Pour maître Besnard, une autre possibilité s’offre à la FIFA. L’instance dirigeante du football mondiale pourrait choisir de temporiser, en mettant en avant un principe d’équité : « La FIFA peut considérer que la somme est due en obligeant Cardiff à payer, ou alors mettre en attente le dossier. C’est-à-dire que l’instance ne prendrait pas de décision effective pour l’instant, en attendant le rapport d’enquête complet. C’est une façon équitable de ne pas imposer un règlement financier à Cardiff », reconnaît-il, précisant toutefois qu’une telle décision serait « fallacieuse, puisque le transfert est du ».
Une éventualité à laquelle ne croit pas maître Semeria, plus catégorique sur ce point : « S’agissant d’un transfert international, l’indemnité de transfert est due de club à club. Seule la commission du statut des joueurs de la FIFA est compétente pour trancher un litige en lien avec un transfert », précise-t-il. En France, le principe d’équité est effectivement appliqué par certaines juridictions disciplinaires, comme le comité national olympique (CNOSF) par exemple, mais cette notion n’est pas appliquée par des juridictions de droit commun.

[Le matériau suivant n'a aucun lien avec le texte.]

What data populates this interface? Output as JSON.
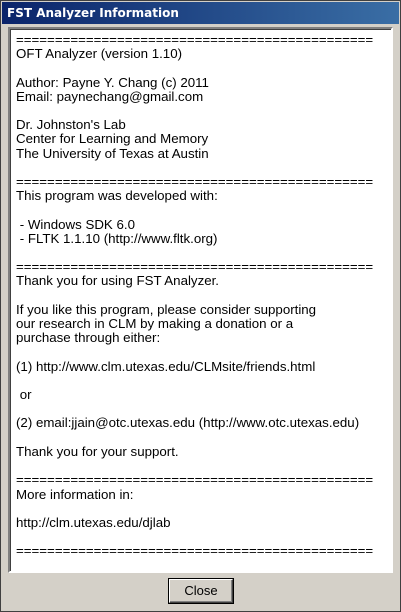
{
  "window": {
    "title": "FST Analyzer Information"
  },
  "content": {
    "text": "==============================================\nOFT Analyzer (version 1.10)\n\nAuthor: Payne Y. Chang (c) 2011\nEmail: paynechang@gmail.com\n\nDr. Johnston's Lab\nCenter for Learning and Memory\nThe University of Texas at Austin\n\n==============================================\nThis program was developed with:\n\n - Windows SDK 6.0\n - FLTK 1.1.10 (http://www.fltk.org)\n\n==============================================\nThank you for using FST Analyzer.\n\nIf you like this program, please consider supporting\nour research in CLM by making a donation or a\npurchase through either:\n\n(1) http://www.clm.utexas.edu/CLMsite/friends.html\n\n or\n\n(2) email:jjain@otc.utexas.edu (http://www.otc.utexas.edu)\n\nThank you for your support.\n\n==============================================\nMore information in:\n\nhttp://clm.utexas.edu/djlab\n\n=============================================="
  },
  "buttons": {
    "close_label": "Close"
  }
}
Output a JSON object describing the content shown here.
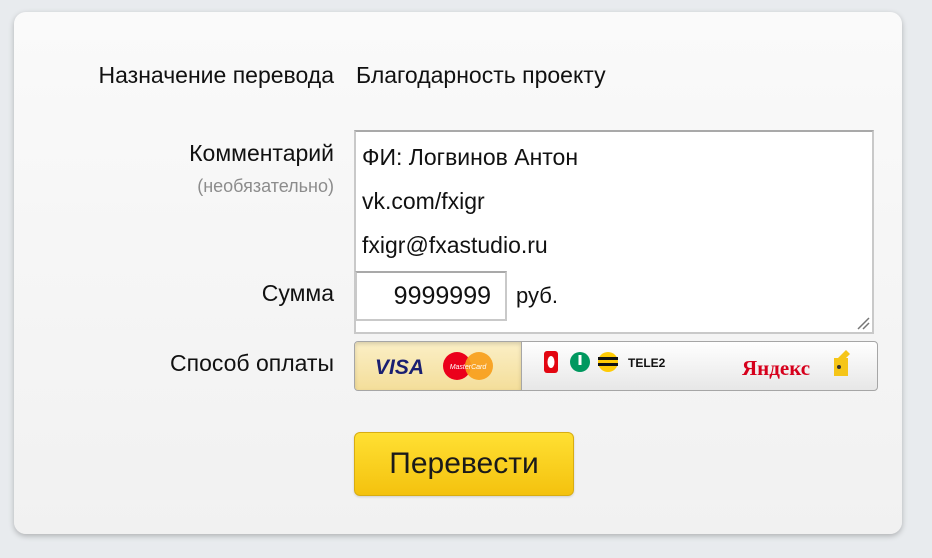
{
  "form": {
    "purpose_label": "Назначение перевода",
    "purpose_value": "Благодарность проекту",
    "comment_label": "Комментарий",
    "comment_hint": "(необязательно)",
    "comment_lines": [
      "ФИ: Логвинов Антон",
      "vk.com/fxigr",
      "fxigr@fxastudio.ru"
    ],
    "sum_label": "Сумма",
    "sum_value": "9999999",
    "currency": "руб.",
    "payment_label": "Способ оплаты",
    "payment_options": [
      {
        "id": "card",
        "text": "VISA",
        "sub": "MasterCard",
        "selected": true
      },
      {
        "id": "mobile",
        "text": "TELE2"
      },
      {
        "id": "yandex",
        "text": "Яндекс"
      }
    ],
    "submit_label": "Перевести"
  },
  "colors": {
    "accent": "#ffd52e",
    "selected_option": "#f7e6a8",
    "visa_blue": "#1a1f71",
    "mastercard_red": "#eb001b",
    "mastercard_orange": "#f79e1b",
    "yandex_red": "#d6001c"
  }
}
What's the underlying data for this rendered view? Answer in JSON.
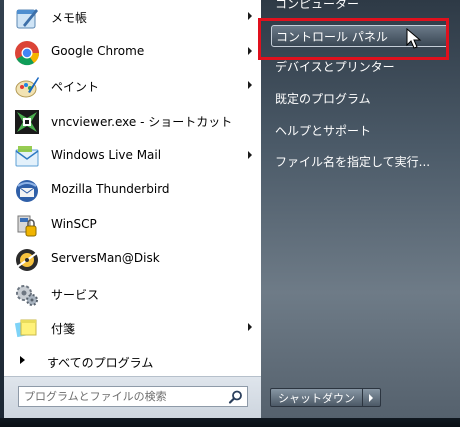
{
  "programs": [
    {
      "label": "メモ帳",
      "icon": "notepad-icon",
      "has_submenu": true
    },
    {
      "label": "Google Chrome",
      "icon": "chrome-icon",
      "has_submenu": true
    },
    {
      "label": "ペイント",
      "icon": "paint-icon",
      "has_submenu": true
    },
    {
      "label": "vncviewer.exe - ショートカット",
      "icon": "vnc-viewer-icon",
      "has_submenu": false
    },
    {
      "label": "Windows Live Mail",
      "icon": "live-mail-icon",
      "has_submenu": true
    },
    {
      "label": "Mozilla Thunderbird",
      "icon": "thunderbird-icon",
      "has_submenu": false
    },
    {
      "label": "WinSCP",
      "icon": "winscp-icon",
      "has_submenu": false
    },
    {
      "label": "ServersMan@Disk",
      "icon": "serversman-icon",
      "has_submenu": false
    },
    {
      "label": "サービス",
      "icon": "services-icon",
      "has_submenu": false
    },
    {
      "label": "付箋",
      "icon": "sticky-notes-icon",
      "has_submenu": true
    }
  ],
  "all_programs_label": "すべてのプログラム",
  "search": {
    "placeholder": "プログラムとファイルの検索"
  },
  "right": {
    "computer": "コンピューター",
    "control_panel": "コントロール パネル",
    "devices_printers": "デバイスとプリンター",
    "default_programs": "既定のプログラム",
    "help_support": "ヘルプとサポート",
    "run": "ファイル名を指定して実行..."
  },
  "shutdown_label": "シャットダウン",
  "colors": {
    "highlight": "#e0101d",
    "pane_dark": "#4b5a68"
  }
}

Dans les faits, la commission de la FIFA pourrait donc contraindre la fédération galloise d’imposer à Cardiff le paiement de la transaction complète (17 millions d’euros) sous peine de sanctions sportives et/ou financières. « La commission juridique du Statut du joueur peut imposer les sanctions suivantes : une mise en garde, un blâme, une amende, une interdiction d’enregistrer de nouveaux joueurs pendant une ou deux périodes d’enregistrement complètes et consécutives » écrit la FIFA dans son règlement.

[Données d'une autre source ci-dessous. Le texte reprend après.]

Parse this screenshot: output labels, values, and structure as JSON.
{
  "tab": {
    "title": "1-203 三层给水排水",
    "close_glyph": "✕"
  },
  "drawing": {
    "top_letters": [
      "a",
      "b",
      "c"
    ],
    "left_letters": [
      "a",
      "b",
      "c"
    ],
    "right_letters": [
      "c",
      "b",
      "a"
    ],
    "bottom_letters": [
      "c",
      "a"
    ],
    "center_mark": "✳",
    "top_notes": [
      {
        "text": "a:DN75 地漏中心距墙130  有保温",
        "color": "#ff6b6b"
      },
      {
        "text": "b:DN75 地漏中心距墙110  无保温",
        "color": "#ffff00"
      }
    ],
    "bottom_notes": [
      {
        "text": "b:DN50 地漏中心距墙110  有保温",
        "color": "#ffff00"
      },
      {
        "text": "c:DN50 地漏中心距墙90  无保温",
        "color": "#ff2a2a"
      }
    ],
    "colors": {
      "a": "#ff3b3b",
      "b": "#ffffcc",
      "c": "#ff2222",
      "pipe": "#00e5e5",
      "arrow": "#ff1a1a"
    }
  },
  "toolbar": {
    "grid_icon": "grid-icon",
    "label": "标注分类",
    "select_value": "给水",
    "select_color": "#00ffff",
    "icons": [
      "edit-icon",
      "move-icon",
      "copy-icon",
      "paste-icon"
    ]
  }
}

Un recours en justice possible ?
Si Cardiff n’a toujours pas réglé la somme demandée par le FC Nantes, le club de Premier League pourrait continuer de jouer la montre, en attendant un éventuel recours devant les tribunaux ? « Nantes n’a eu aucun comportement fautif. Donc le club français est en position de force. De son côté, Cardiff veut gagner du temps et essayer de saisir les tribunaux anglais » consent maître Besnard, « C’est dans son intérêt, car le régime anglo-saxon tient compte de l’équité, ce qui n’est pas le cas des tribunaux français. En France, si Nantes est dans son droit juridiquement, le club aura gain de cause entièrement. Il n’y aura donc pas d’équité ou de partage de la somme », poursuit-il.

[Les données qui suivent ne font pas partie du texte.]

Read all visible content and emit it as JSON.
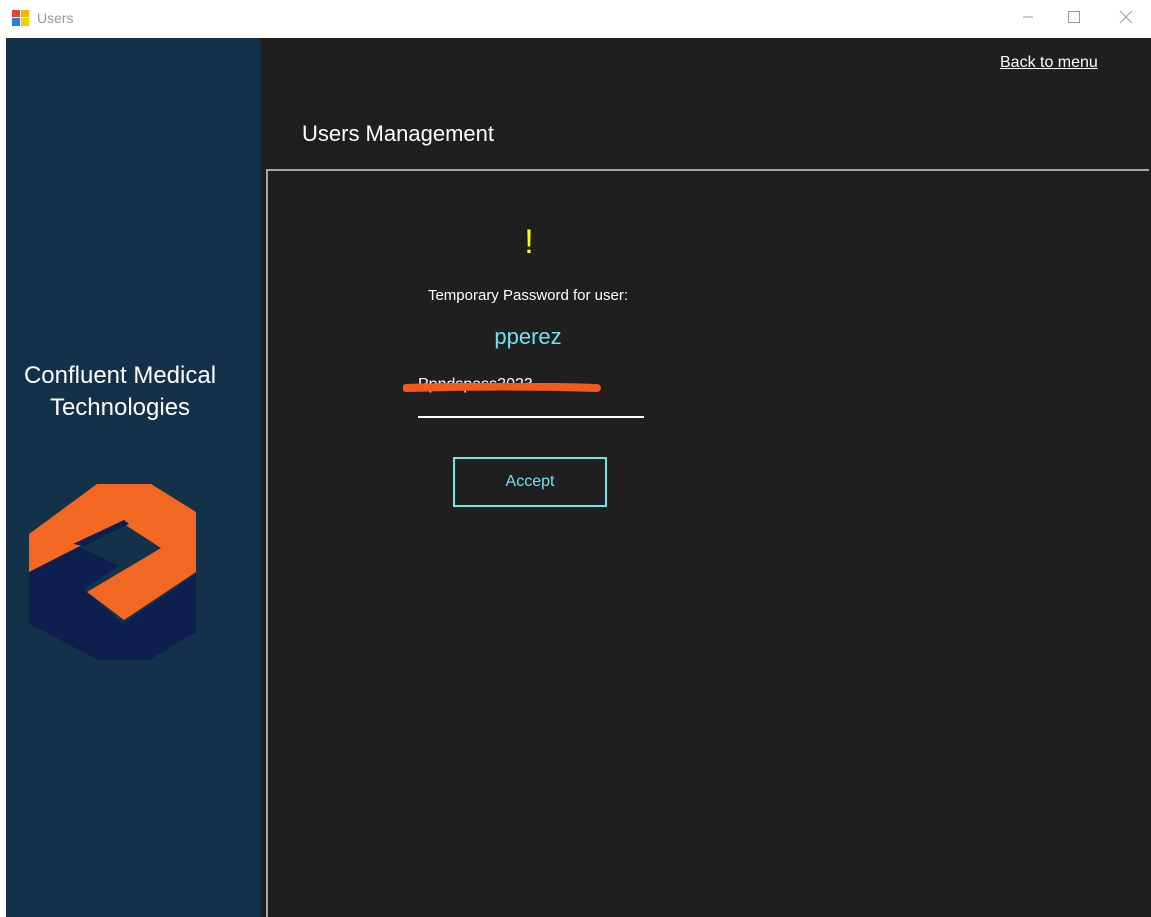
{
  "window": {
    "title": "Users",
    "icon": "app-window-icon",
    "controls": [
      "minimize-icon",
      "maximize-icon",
      "close-icon"
    ]
  },
  "sidebar": {
    "company_name": "Confluent Medical Technologies",
    "logo": "confluent-logo",
    "colors": {
      "background": "#133249",
      "logo_orange": "#f26722",
      "logo_navy": "#0d1f4e"
    }
  },
  "header": {
    "back_link": "Back to menu",
    "page_title": "Users Management"
  },
  "dialog": {
    "warning_mark": "!",
    "label": "Temporary Password for user:",
    "username": "pperez",
    "temp_password": "Ppndspass2023",
    "accept_label": "Accept",
    "colors": {
      "background": "#1f1f1f",
      "warning": "#ffff00",
      "accent": "#6fe2ef",
      "redaction": "#f25a1c"
    }
  }
}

Si une justice autre que celle de la FIFA devait être saisie, le Cardiff City FC aurait donc tout intérêt à solliciter les tribunaux anglo-saxons. Mais les Bluebirds pourraient aussi attendre, en espérant être dédommagés par une assurance. Laquelle ? Le rapport d’enquête le dira, mais cela pourrait prendre plusieurs années. Le club de Premier League a déjà agi sur ce terrain, en essayant d’imputer une part de la responsabilité de l’accident à Mark McKay - fils de l’agent de joueurs Willy McKay, mandaté par le FC Nantes pour trouver un club à Sala – qui a organisé le voyage du joueur de Nantes à Cardiff.
« Si on estime qu’il y a eu des négligences dans la préparation du vol, l’assurance de la personne morale dont la responsabilité sera mise en cause devra rembourser la somme, ou une partie de la somme du transfert à Cardiff » explique Basile Besnard. À terme, le rapport d’enquête pourrait donc permettre aux Bluebirds d’être remboursés. Un moindre mal pour les gallois, qui ne l'oublions pas, ont perdu dans ce drame un de leurs joueurs, et une somme conséquente.